Docetaxel Combination Shows Significant Survival Advantage as First-Line Treatment for Advanced Lung Cancer

According to phase III trial data presented at the recent meeting of the American Society of Clinical Oncology (ASCO), a regimen of docetaxel(Drug information on docetaxel) (Taxotere) with cisplatin(Drug information on cisplatin) (Platinol) yields a significantly better overall survival rate (P = .0469) than the combination of vinorelbine (Navelbine) and cisplatin in patients with advanced non-small-cell lung cancer who have not received prior chemotherapy.
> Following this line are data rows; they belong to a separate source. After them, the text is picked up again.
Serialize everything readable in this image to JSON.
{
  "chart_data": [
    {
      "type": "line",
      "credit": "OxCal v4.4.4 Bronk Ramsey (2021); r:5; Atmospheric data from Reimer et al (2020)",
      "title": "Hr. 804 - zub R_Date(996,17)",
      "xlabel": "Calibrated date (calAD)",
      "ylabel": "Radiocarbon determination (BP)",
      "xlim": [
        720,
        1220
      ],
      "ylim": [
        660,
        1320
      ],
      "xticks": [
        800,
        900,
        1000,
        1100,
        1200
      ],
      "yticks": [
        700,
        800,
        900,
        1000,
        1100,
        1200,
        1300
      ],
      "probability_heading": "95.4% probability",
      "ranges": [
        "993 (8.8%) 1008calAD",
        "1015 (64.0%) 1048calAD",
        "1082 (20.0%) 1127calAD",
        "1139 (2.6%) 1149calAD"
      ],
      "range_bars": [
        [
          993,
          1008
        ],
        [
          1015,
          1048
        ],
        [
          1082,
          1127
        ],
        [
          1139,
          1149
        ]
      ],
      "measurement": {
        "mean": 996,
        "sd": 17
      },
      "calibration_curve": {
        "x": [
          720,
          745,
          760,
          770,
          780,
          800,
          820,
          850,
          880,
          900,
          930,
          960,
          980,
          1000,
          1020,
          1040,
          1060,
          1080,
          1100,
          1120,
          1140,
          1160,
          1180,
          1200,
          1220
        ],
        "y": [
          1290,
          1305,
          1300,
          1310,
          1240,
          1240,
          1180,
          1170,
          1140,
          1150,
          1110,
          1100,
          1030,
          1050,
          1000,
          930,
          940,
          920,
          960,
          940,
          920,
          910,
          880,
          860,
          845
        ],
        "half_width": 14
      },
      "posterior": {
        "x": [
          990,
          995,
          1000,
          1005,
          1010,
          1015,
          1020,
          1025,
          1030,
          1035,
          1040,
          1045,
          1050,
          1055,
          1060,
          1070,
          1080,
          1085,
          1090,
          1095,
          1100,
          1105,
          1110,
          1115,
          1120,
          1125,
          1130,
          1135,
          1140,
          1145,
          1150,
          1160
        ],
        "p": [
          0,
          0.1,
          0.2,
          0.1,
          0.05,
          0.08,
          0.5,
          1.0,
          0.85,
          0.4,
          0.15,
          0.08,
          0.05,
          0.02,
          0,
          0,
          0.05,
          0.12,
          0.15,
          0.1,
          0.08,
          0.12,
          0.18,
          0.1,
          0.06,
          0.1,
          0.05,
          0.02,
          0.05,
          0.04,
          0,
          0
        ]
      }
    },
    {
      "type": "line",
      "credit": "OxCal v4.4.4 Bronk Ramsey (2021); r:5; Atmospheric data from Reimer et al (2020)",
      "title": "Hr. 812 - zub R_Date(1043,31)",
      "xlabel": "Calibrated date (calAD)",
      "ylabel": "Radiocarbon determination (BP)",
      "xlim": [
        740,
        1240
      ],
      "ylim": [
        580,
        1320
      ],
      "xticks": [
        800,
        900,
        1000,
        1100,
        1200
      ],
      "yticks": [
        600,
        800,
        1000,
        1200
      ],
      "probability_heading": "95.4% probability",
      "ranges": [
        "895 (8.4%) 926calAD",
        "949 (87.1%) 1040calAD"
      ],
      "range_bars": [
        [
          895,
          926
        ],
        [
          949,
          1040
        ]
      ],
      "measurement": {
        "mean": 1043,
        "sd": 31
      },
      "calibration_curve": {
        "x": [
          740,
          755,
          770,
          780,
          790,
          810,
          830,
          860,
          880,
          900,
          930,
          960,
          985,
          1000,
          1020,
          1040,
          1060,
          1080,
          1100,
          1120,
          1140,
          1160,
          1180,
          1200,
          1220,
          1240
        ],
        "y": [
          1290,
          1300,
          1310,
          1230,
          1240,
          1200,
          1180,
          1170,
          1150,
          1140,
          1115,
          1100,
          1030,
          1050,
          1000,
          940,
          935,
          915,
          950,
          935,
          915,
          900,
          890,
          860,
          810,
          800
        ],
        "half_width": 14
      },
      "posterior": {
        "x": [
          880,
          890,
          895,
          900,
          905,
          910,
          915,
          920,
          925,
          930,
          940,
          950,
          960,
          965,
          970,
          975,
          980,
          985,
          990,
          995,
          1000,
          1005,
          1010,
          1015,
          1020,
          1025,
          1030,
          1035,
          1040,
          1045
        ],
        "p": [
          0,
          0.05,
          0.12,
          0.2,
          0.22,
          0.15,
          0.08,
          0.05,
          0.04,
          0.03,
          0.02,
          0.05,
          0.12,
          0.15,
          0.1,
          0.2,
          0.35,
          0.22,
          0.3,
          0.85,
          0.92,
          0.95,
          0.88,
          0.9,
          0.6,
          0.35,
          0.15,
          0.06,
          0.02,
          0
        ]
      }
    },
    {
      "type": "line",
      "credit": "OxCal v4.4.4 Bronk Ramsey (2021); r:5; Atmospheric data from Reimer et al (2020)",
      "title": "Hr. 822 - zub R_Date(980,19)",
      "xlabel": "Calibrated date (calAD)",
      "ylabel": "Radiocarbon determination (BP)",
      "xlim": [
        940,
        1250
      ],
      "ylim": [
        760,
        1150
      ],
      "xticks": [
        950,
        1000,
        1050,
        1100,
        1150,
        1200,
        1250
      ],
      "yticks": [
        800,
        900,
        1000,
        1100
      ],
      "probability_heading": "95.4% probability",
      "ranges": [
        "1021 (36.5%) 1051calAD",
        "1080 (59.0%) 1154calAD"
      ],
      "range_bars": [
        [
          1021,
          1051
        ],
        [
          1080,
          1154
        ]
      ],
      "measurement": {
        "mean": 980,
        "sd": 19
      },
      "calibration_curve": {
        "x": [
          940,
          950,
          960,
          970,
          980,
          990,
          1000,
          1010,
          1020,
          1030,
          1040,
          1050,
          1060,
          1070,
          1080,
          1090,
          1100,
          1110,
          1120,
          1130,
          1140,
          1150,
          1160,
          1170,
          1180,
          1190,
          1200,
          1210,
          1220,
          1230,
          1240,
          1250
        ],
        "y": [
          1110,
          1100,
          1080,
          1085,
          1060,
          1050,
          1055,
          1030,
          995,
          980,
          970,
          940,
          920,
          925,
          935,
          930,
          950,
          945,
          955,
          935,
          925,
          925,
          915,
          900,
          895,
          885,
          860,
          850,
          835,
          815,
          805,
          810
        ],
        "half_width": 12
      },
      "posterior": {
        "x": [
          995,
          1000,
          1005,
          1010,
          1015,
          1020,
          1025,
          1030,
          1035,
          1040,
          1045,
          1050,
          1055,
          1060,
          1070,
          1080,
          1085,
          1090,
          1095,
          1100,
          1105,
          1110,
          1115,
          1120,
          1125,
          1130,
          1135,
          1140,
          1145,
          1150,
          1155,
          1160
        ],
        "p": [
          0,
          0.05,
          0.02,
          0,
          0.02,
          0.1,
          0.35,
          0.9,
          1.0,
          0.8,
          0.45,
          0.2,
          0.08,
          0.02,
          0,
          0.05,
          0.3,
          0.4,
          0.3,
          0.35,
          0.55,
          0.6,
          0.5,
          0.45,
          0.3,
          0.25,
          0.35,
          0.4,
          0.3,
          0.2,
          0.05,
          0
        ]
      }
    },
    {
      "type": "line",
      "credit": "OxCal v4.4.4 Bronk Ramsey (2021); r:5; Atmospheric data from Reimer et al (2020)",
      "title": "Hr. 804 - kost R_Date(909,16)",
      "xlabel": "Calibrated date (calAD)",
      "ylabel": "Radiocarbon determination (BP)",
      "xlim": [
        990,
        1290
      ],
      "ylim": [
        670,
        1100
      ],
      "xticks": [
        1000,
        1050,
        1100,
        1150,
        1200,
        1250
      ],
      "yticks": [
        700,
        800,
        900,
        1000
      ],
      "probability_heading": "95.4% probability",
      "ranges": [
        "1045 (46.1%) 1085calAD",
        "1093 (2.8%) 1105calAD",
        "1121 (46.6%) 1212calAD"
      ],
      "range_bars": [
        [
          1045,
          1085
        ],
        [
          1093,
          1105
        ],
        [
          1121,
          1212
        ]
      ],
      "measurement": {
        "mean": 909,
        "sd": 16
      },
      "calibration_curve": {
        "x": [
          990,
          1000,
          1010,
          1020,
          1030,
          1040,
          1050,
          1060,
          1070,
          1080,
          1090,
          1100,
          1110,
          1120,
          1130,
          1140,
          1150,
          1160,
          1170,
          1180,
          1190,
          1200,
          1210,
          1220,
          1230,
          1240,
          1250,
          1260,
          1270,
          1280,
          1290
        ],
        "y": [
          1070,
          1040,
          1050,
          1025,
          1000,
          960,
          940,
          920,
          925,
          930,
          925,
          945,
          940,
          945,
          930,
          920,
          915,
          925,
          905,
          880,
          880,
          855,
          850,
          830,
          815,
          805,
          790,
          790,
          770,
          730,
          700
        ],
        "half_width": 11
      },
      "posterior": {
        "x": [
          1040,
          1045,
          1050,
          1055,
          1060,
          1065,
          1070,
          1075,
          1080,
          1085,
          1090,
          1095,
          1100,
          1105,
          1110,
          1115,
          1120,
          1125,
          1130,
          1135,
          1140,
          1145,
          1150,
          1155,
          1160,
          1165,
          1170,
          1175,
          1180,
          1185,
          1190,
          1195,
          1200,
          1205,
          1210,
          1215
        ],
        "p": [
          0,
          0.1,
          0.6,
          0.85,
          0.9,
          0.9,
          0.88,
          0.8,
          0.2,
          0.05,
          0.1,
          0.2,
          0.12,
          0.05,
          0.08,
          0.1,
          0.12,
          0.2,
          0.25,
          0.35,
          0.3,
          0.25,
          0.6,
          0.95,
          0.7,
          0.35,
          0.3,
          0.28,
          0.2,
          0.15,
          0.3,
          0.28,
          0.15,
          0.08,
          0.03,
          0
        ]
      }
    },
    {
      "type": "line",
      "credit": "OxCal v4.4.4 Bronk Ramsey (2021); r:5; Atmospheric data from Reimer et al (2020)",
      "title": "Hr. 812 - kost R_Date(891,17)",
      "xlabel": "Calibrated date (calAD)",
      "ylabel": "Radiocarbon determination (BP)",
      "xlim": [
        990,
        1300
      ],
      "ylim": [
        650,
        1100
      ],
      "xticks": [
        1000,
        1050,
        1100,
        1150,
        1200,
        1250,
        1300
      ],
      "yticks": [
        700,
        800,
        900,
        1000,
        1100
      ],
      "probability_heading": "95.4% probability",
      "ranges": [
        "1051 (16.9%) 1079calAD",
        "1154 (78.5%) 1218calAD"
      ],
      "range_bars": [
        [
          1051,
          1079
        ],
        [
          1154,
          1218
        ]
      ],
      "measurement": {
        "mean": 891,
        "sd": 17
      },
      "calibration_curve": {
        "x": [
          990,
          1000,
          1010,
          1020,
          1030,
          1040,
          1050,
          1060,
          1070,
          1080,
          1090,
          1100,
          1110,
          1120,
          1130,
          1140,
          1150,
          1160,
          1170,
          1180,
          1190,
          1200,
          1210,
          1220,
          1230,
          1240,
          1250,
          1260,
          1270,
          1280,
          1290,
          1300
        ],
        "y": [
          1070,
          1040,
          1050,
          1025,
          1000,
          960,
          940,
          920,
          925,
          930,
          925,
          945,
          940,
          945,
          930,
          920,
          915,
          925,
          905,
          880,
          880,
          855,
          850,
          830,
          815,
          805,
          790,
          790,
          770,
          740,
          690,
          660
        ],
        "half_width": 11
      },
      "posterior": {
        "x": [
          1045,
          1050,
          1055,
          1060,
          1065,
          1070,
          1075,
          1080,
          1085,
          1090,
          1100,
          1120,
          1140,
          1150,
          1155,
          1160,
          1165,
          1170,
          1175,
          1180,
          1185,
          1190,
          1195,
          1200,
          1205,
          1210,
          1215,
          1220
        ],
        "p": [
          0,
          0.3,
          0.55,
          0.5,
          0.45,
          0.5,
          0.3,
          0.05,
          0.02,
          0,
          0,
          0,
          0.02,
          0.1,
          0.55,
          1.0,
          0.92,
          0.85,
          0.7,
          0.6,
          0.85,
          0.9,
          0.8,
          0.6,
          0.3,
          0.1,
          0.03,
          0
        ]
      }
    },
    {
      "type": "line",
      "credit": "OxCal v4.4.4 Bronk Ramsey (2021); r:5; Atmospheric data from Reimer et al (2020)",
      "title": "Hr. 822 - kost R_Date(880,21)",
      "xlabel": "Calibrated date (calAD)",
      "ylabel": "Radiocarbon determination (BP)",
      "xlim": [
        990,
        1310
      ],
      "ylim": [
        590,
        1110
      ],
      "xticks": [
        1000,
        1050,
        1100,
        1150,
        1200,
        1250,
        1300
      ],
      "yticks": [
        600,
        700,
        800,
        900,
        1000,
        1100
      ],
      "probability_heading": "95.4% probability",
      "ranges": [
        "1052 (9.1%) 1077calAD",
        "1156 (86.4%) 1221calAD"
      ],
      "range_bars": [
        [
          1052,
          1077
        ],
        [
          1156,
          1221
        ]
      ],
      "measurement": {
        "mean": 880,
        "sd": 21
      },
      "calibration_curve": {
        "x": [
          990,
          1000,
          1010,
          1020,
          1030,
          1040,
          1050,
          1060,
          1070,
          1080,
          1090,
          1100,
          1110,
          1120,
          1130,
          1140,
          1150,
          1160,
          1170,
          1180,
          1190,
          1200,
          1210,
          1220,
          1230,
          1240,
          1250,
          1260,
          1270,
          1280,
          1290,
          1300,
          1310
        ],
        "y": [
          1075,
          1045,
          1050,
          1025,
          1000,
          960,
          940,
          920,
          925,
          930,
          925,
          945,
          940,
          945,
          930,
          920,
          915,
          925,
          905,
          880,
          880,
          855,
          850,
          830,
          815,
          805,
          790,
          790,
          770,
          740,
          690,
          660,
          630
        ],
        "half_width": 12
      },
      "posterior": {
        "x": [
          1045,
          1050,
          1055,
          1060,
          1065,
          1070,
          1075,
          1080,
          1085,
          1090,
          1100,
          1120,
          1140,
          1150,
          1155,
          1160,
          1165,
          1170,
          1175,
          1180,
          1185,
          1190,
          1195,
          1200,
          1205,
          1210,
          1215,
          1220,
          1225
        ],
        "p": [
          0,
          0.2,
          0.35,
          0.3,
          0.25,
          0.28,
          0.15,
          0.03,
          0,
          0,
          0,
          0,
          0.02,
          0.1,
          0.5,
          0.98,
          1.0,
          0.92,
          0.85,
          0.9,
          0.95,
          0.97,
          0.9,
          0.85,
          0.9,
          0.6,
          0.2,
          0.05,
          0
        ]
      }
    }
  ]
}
Significantly Higher Response Rates

The three-arm study, presented by Chandra P. Belani, MD, professor of medicine, University of Pittsburgh School of Medicine and codirector of the Lung Cancer Program at the University of Pittsburgh Cancer Institute, showed that patients who were treated with docetaxel and cisplatin survived significantly longer than those who received the combination of vinorelbine and cisplatin—a standard regimen for advanced non-small-cell lung cancer. The median survival for the docetaxel/cisplatin cohort was 10.9 months vs 10 months for the vinorelbine/cisplatin cohort. The 1- and 2-year survival rates were 46% and 20% vs 42% and 14%, respectively.

"While platinum-based chemotherapy is often viewed as a first-line therapy for patients with advanced non-small-cell lung cancer, there is no established treatment standard for this population," said Dr. Belani. "The improved survival associated with the docetaxel/cisplatin combination means that a superior treatment may be available for this vast group of patients who are not candidates for surgical resection."

The overall survival for patients treated with docetaxel and carboplatin(Drug information on carboplatin) was similar to that of patients treated with vinorelbine and cisplatin. Median survival was 9.1 months for the docetaxel/carboplatin regimen. The 1- and 2-year survival rates were also similar in these two arms (37% and 16%, respectively, for the docetaxel/carboplatin group).

Study Population and Protocol

The trial, which was conducted at 135 sites in 28 countries, included more than 1,200 men and women 18 years of age or older with pathologically confirmed, unresectable locally advanced and/or recurrent or metastatic non-small-cell lung cancer and a Karnofsky performance status of at least 70%. Recurrent disease was defined as evidence of tumor progression after surgical or radiation treatment. Patients who received prior treatment with a biological response modifier or chemotherapy agent were ineligible.

The median age of the study population was 60 years, and most patients were men. Approximately 67% had stage IV disease, and disease had spread to at least three other organs in about one-third of patients.

Patients were randomized to one of three treatment groups. The first group received docetaxel at 75 mg/m² plus cisplatin at 75 mg/m², with the cycle repeated every 21 days. The second group received the combination of docetaxel at 75 mg/m², and carboplatin at an area under the concentration-time curve (AUC) of 6, with treatment repeated every 21 days. The third group received a combination of vinorelbine at 25 mg/m²/wk and cisplatin at 100 mg/m², with treatment repeated every 28 days. Patients were treated until there was evidence of progressive disease or unacceptable adverse events, or until six cycles had been completed. Treatment response was assessed after every two cycles.

All treatment arms were generally well tolerated. Less than 5% of patients experienced severe sensory neuropathy in both docetaxel treatment arms. Treatment-related infection, febrile neutropenia, and number of deaths were also similar between the groups. More patients in the vinorelbine/cisplatin group experienced severe nausea/vomiting and anemia; however, diarrhea was more common in patients treated with docetaxel/cisplatin.